People, private returns are the returns enjoyed by market participants both producers AND consumers. Consumer surplus is not a "social return". It flows to the buyer alone.
Social returns are returns that accrue to people outside the market. People other than the buyers and sellers.
Let's try an example of our own.
If I paint people's houses, the private returns are the producer surplus (which is not my revenue) I enjoy AND the consumer surplus my customers enjoy. The social returns could be (A) zero, (B) positive because the newly painted house raises my neighbors' property values, or (C) negative because my customer had the house painted purple and it is causing disutility for the neighbors.
If that quote above was given as an answer to a question about the difference between private and social benefits in my principles class, it would fail.
The worst part of the whole thing is that, to introduce the offending quote, the columnist says, "As an economist, I look at it this way".
YIKES!!
6 comments:
I think you misread the original. The social returns here are not those to the buyer of the item, but to the browsers who see the photos. I hope you grade exams more carefully!
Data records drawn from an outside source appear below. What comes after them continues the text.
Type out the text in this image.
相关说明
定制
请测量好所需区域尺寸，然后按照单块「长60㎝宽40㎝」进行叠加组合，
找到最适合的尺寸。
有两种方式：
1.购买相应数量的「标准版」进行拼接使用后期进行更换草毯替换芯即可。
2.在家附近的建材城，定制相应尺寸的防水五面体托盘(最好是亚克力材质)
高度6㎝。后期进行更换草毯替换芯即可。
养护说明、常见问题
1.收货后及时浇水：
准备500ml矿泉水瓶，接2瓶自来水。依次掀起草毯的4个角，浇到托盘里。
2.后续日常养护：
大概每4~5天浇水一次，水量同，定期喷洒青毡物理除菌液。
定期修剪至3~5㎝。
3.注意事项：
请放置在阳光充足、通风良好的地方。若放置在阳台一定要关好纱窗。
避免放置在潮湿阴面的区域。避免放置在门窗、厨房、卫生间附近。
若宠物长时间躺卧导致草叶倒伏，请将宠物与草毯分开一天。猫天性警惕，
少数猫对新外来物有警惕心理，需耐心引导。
LOL Anon: I think YOU misread the original:
"The social returns are the pleasure that my photographs provide to my customers."
Please don't take any of my classes
The writer is a professor of economics at Harvard--ouch! Ivory tower indeed.
The writer has a political agenda to which all logic must bend. If you insist that 2+2=4, then you are just an unfeeling brute.
The social benefit in the house painting example is in the market itself. As Angus noted, the "social return" of a particular transaction is problematic, but the general availability of services like house painting is enormously valuable.
I thought the funniest part was where he said that American financiers should become more like lenders in developing economies, like India.
Angus: you lived in New Orleans for a while. Surely you know the worst house color is not purple ... it's (pepto-bismol) pink.